I don't know what un-SJW'd me. If I did I'd spread it around as much as possible. I think it was small lies building up until the whole thing came crashing down.
While I liked the "games as art" idea, I was never on board with the execution from the start. I thought Silent Hill 2 was overrated, I thought Bioshock was okay, I thought Braid and Gone Home were pretentious tripe. One funny thing was that I knew Spec Ops: The Line was going to be an art game before release. Back then, people judged it as a generic shooter and I was called an idiot for saying there was going to be more to the game than that. It was only after it was a flop did the art game crowd rally around it. Ditto with TellTale's The Walking Dead. It was ignored as a mainstream zombie game until a few episodes in.

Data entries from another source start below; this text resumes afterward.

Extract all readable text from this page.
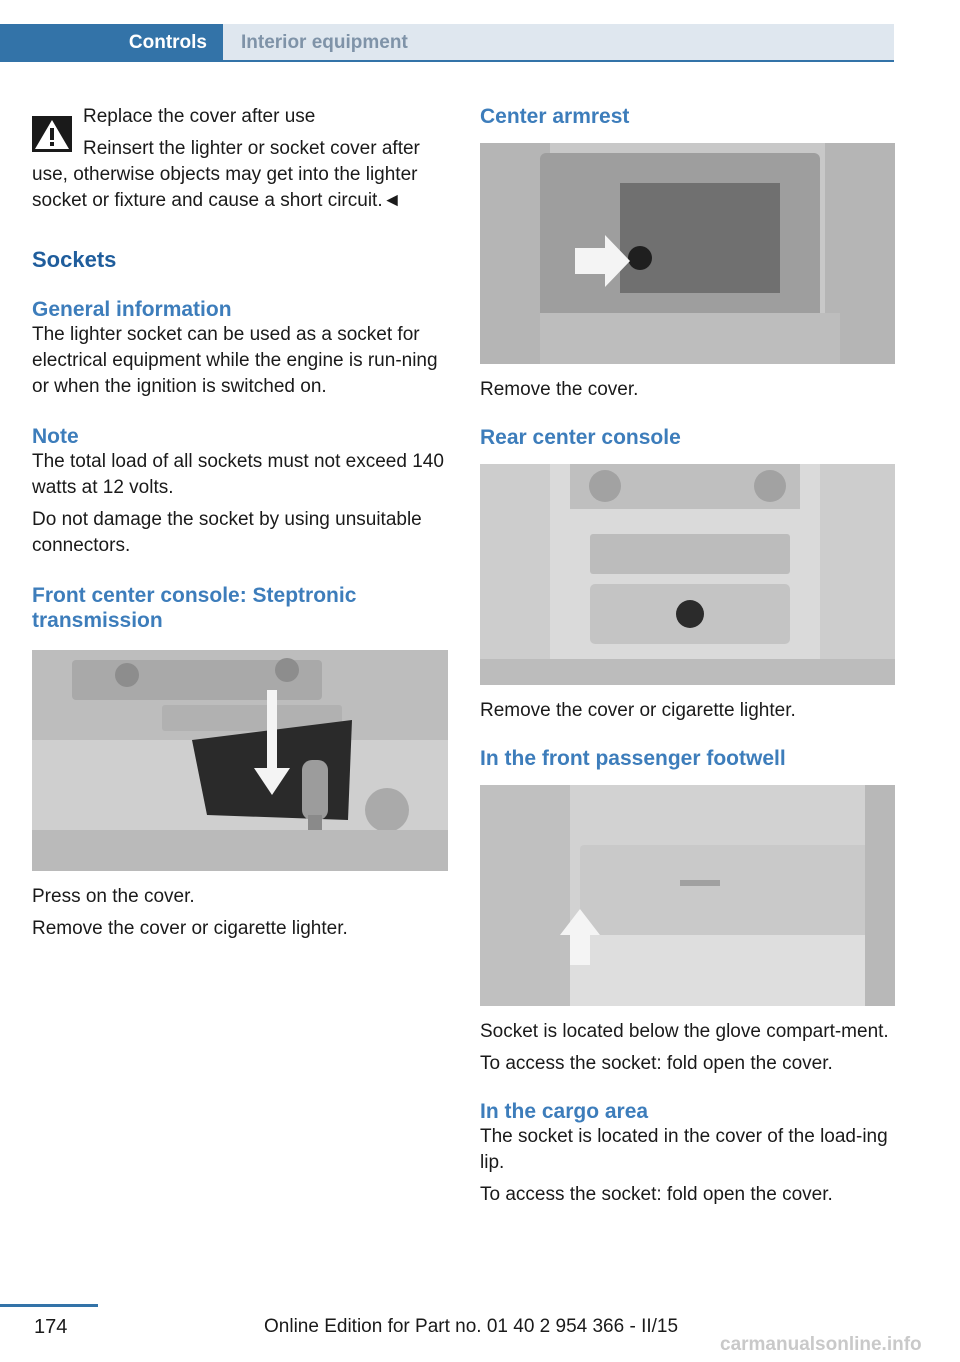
Controls	Interior equipment

Replace the cover after use

Reinsert the lighter or socket cover after

use, otherwise objects may get into the lighter socket or fixture and cause a short circuit.◄

Sockets

General information

The lighter socket can be used as a socket for electrical equipment while the engine is run-ning or when the ignition is switched on.

Note

The total load of all sockets must not exceed 140 watts at 12 volts.

Do not damage the socket by using unsuitable connectors.

Front center console: Steptronic transmission

Press on the cover.

Remove the cover or cigarette lighter.

Center armrest

Remove the cover.

Rear center console

Remove the cover or cigarette lighter.

In the front passenger footwell

Socket is located below the glove compart-ment.

To access the socket: fold open the cover.

In the cargo area

The socket is located in the cover of the load-ing lip.

To access the socket: fold open the cover.

174	Online Edition for Part no. 01 40 2 954 366 - II/15
carmanualsonline.info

Then, as now, I think games should be judged on their own merits as games, not as poetry, films, or books.
One thing that always bothered me was bullying people who didn't like a game. Calling them idiots who were too stupid to enjoy a game where something didn't explode every five seconds, dismissing great games as "skinner boxes". The hypocrisy of saying that criticism is healthy and should be encouraged, while criticism of their games is off limits. This is still happening today with games like Goodbye Volcano High and The Last of Us 2.